Once activated, Slingshot’s malicious DLL establishes a connection with a remote server to download additional malicious components. The malware consists of two primary modules: Cahnadr, a kernel mode module, and GollumApp, a user mode module. These function together to gather information, persist in the environment, and exfiltrate data back to the attackers.
Cahnadr provides functionalities essential for manipulating system operations without triggering significant disruptions. According to Kaspersky, this kernel-mode program can execute malicious code efficiently, avoiding detection mechanisms commonly associated with system crashes. Written in C, Cahnadr grants comprehensive access to system resources and can enact changes to system components to thwart detection efforts.
On the other hand, the GollumApp module is particularly advanced, offering a suite of espionage tools. This module is capable of capturing screenshots, logging keystrokes, retrieving stored passwords from browsers, and maintaining real-time communication with command-and-control servers. The crux of its effectiveness lies in its ability to run in kernel mode and launch additional processes with elevated SYSTEM privileges, granting attackers significant control over compromised systems.

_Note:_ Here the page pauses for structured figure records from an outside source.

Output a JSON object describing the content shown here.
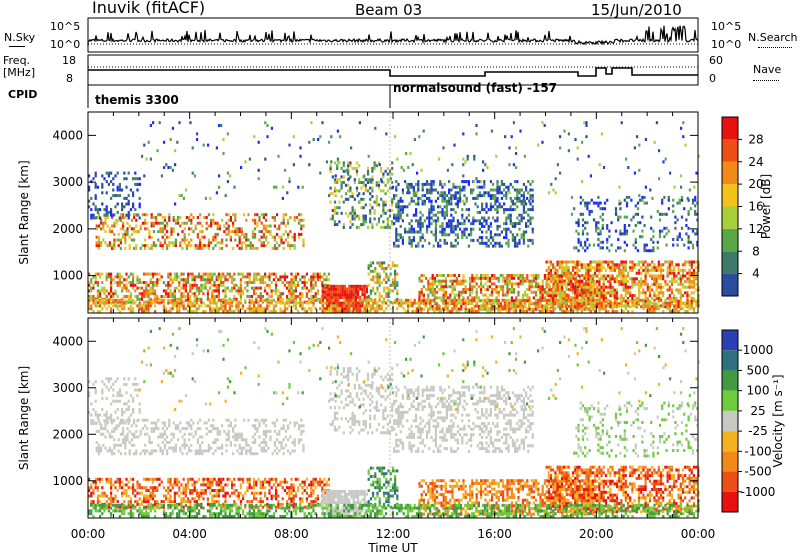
{
  "header": {
    "station": "Inuvik (fitACF)",
    "beam": "Beam 03",
    "date": "15/Jun/2010"
  },
  "top_panels": {
    "nsky_label": "N.Sky",
    "nsky_ticks": [
      "10^5",
      "10^0"
    ],
    "nsearch_label": "N.Search",
    "nsearch_ticks": [
      "10^5",
      "10^0"
    ],
    "freq_label": "Freq.",
    "freq_unit": "[MHz]",
    "freq_ticks": [
      "18",
      "8"
    ],
    "nave_label": "Nave",
    "nave_ticks": [
      "60",
      "0"
    ],
    "cpid_label": "CPID",
    "cpid_segments": [
      {
        "label": "themis 3300",
        "start_hour": 0
      },
      {
        "label": "normalsound (fast) -157",
        "start_hour": 12
      }
    ]
  },
  "colors": {
    "power_scale": [
      "#1a2bff",
      "#2a4d9e",
      "#3e7a6a",
      "#5aa74a",
      "#a8cf3a",
      "#f2c21a",
      "#f28a1a",
      "#ef4d16",
      "#e8110f"
    ],
    "velocity_scale": [
      "#e8110f",
      "#ef4d16",
      "#f28a1a",
      "#f4b21f",
      "#c8c8c4",
      "#6ccc3a",
      "#3f9b3e",
      "#2f6f80",
      "#2c3fb5"
    ]
  },
  "chart_data": [
    {
      "type": "heatmap",
      "name": "power",
      "ylabel": "Slant Range [km]",
      "yticks": [
        "1000",
        "2000",
        "3000",
        "4000"
      ],
      "ylim": [
        200,
        4500
      ],
      "xlim": [
        "00:00",
        "24:00"
      ],
      "colorbar_label": "Power [dB]",
      "colorbar_ticks": [
        "4",
        "8",
        "12",
        "16",
        "20",
        "24",
        "28"
      ],
      "clim": [
        0,
        32
      ]
    },
    {
      "type": "heatmap",
      "name": "velocity",
      "ylabel": "Slant Range [km]",
      "yticks": [
        "1000",
        "2000",
        "3000",
        "4000"
      ],
      "ylim": [
        200,
        4500
      ],
      "xlim": [
        "00:00",
        "24:00"
      ],
      "xlabel": "Time UT",
      "xticks": [
        "00:00",
        "04:00",
        "08:00",
        "12:00",
        "16:00",
        "20:00",
        "00:00"
      ],
      "colorbar_label": "Velocity [m s⁻¹]",
      "colorbar_ticks": [
        "1000",
        "500",
        "100",
        "25",
        "-25",
        "-100",
        "-500",
        "-1000"
      ]
    }
  ]
}
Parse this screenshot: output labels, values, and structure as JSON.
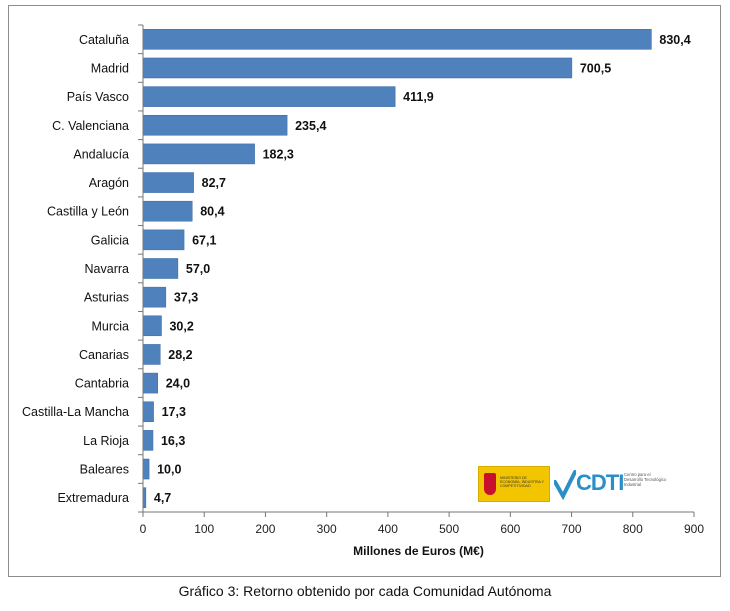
{
  "chart_data": {
    "type": "bar",
    "orientation": "horizontal",
    "categories": [
      "Cataluña",
      "Madrid",
      "País Vasco",
      "C. Valenciana",
      "Andalucía",
      "Aragón",
      "Castilla y León",
      "Galicia",
      "Navarra",
      "Asturias",
      "Murcia",
      "Canarias",
      "Cantabria",
      "Castilla-La Mancha",
      "La Rioja",
      "Baleares",
      "Extremadura"
    ],
    "values": [
      830.4,
      700.5,
      411.9,
      235.4,
      182.3,
      82.7,
      80.4,
      67.1,
      57.0,
      37.3,
      30.2,
      28.2,
      24.0,
      17.3,
      16.3,
      10.0,
      4.7
    ],
    "value_labels": [
      "830,4",
      "700,5",
      "411,9",
      "235,4",
      "182,3",
      "82,7",
      "80,4",
      "67,1",
      "57,0",
      "37,3",
      "30,2",
      "28,2",
      "24,0",
      "17,3",
      "16,3",
      "10,0",
      "4,7"
    ],
    "xlabel": "Millones de Euros (M€)",
    "ylabel": "",
    "xlim": [
      0,
      900
    ],
    "xticks": [
      "0",
      "100",
      "200",
      "300",
      "400",
      "500",
      "600",
      "700",
      "800",
      "900"
    ],
    "grid": false,
    "bar_color": "#4f81bd"
  },
  "caption": "Gráfico 3: Retorno obtenido por cada Comunidad Autónoma",
  "logos": {
    "ministry_text": "MINISTERIO DE ECONOMÍA, INDUSTRIA Y COMPETITIVIDAD",
    "cdti_wordmark": "CDTI",
    "cdti_subtext": "Centro para el Desarrollo Tecnológico Industrial"
  }
}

Although Kaspersky has not definitively associated this hacking group with any nation-state, the level of sophistication exhibited—along with its targeted approach—suggests an English-speaking, state-sponsored origin. The researchers emphasize that the methods employed in the Slingshot campaign are intriguing and reflect a considerable investment in both time and resources.

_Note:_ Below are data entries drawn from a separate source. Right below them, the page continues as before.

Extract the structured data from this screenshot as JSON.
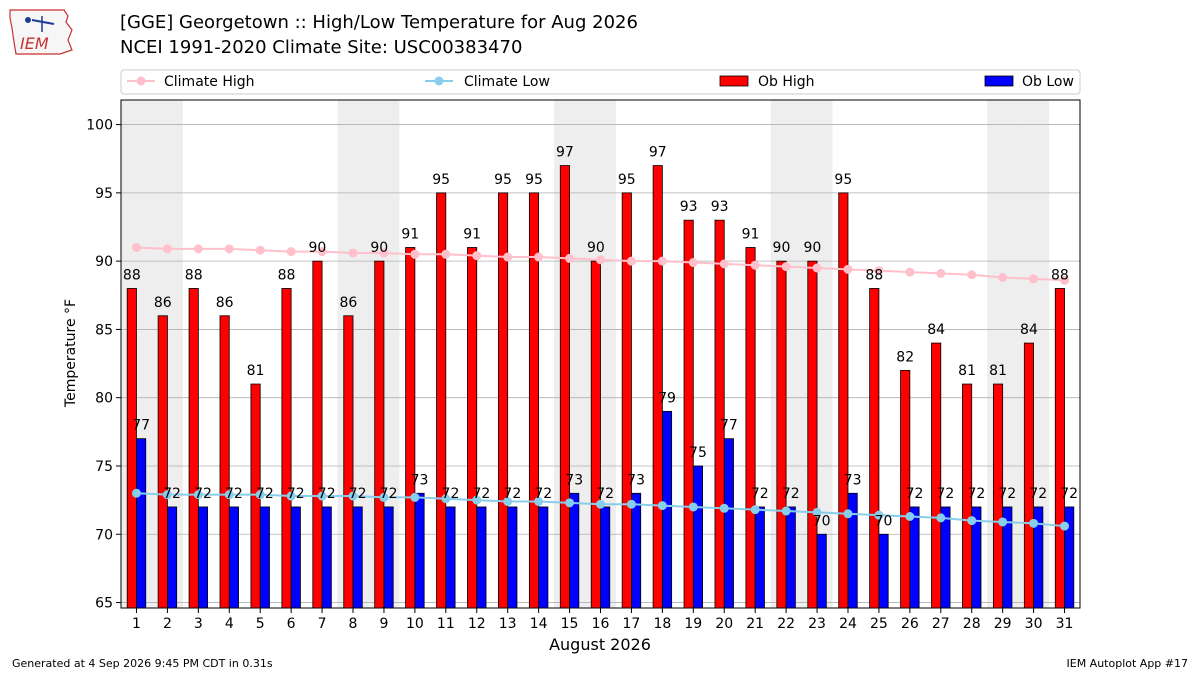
{
  "header": {
    "title_line1": "[GGE] Georgetown :: High/Low Temperature for Aug 2026",
    "title_line2": "NCEI 1991-2020 Climate Site: USC00383470",
    "logo_text": "IEM"
  },
  "footer": {
    "generated": "Generated at 4 Sep 2026 9:45 PM CDT in 0.31s",
    "app": "IEM Autoplot App #17"
  },
  "colors": {
    "ob_high": "#ff0000",
    "ob_low": "#0000ff",
    "climate_high": "#ffc0cb",
    "climate_low": "#87ceeb",
    "weekend_band": "#eeeeee"
  },
  "chart_data": {
    "type": "bar",
    "xlabel": "August 2026",
    "ylabel": "Temperature °F",
    "ylim": [
      64.6,
      101.8
    ],
    "yticks": [
      65,
      70,
      75,
      80,
      85,
      90,
      95,
      100
    ],
    "grid": "horizontal",
    "legend_position": "top",
    "categories": [
      "1",
      "2",
      "3",
      "4",
      "5",
      "6",
      "7",
      "8",
      "9",
      "10",
      "11",
      "12",
      "13",
      "14",
      "15",
      "16",
      "17",
      "18",
      "19",
      "20",
      "21",
      "22",
      "23",
      "24",
      "25",
      "26",
      "27",
      "28",
      "29",
      "30",
      "31"
    ],
    "shaded_days": [
      1,
      2,
      8,
      9,
      15,
      16,
      22,
      23,
      29,
      30
    ],
    "series": [
      {
        "name": "Ob High",
        "kind": "bar",
        "values": [
          88,
          86,
          88,
          86,
          81,
          88,
          90,
          86,
          90,
          91,
          95,
          91,
          95,
          95,
          97,
          90,
          95,
          97,
          93,
          93,
          91,
          90,
          90,
          95,
          88,
          82,
          84,
          81,
          81,
          84,
          88
        ]
      },
      {
        "name": "Ob Low",
        "kind": "bar",
        "values": [
          77,
          72,
          72,
          72,
          72,
          72,
          72,
          72,
          72,
          73,
          72,
          72,
          72,
          72,
          73,
          72,
          73,
          79,
          75,
          77,
          72,
          72,
          70,
          73,
          70,
          72,
          72,
          72,
          72,
          72,
          72
        ]
      },
      {
        "name": "Climate High",
        "kind": "line",
        "values": [
          91.0,
          90.9,
          90.9,
          90.9,
          90.8,
          90.7,
          90.7,
          90.6,
          90.6,
          90.5,
          90.5,
          90.4,
          90.3,
          90.3,
          90.2,
          90.1,
          90.0,
          90.0,
          89.9,
          89.8,
          89.7,
          89.6,
          89.5,
          89.4,
          89.3,
          89.2,
          89.1,
          89.0,
          88.8,
          88.7,
          88.6
        ]
      },
      {
        "name": "Climate Low",
        "kind": "line",
        "values": [
          73.0,
          72.9,
          72.9,
          72.9,
          72.9,
          72.8,
          72.8,
          72.8,
          72.7,
          72.7,
          72.6,
          72.5,
          72.4,
          72.4,
          72.3,
          72.2,
          72.2,
          72.1,
          72.0,
          71.9,
          71.8,
          71.7,
          71.6,
          71.5,
          71.4,
          71.3,
          71.2,
          71.0,
          70.9,
          70.8,
          70.6
        ]
      }
    ]
  }
}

Victims of this cyber assault include a range of individuals and some government entities across various countries such as Kenya, Yemen, Libya, Afghanistan, Iraq, Tanzania, Jordan, Mauritius, Somalia, the Democratic Republic of the Congo, Turkey, Sudan, and the United Arab Emirates.
The techniques employed in this attack illustrate a sophisticated use of tactics outlined in the MITRE ATT&CK framework, notably in areas such as initial access via exploitation of vulnerabilities, persistence through malicious DLL injections, and data exfiltration capabilities that ensure sustained operational access.
As cybersecurity threats evolve, incidents like the Slingshot campaign serve as a reminder of the critical importance for businesses to remain vigilant and proactive in fortifying their digital defenses against increasingly sophisticated adversaries.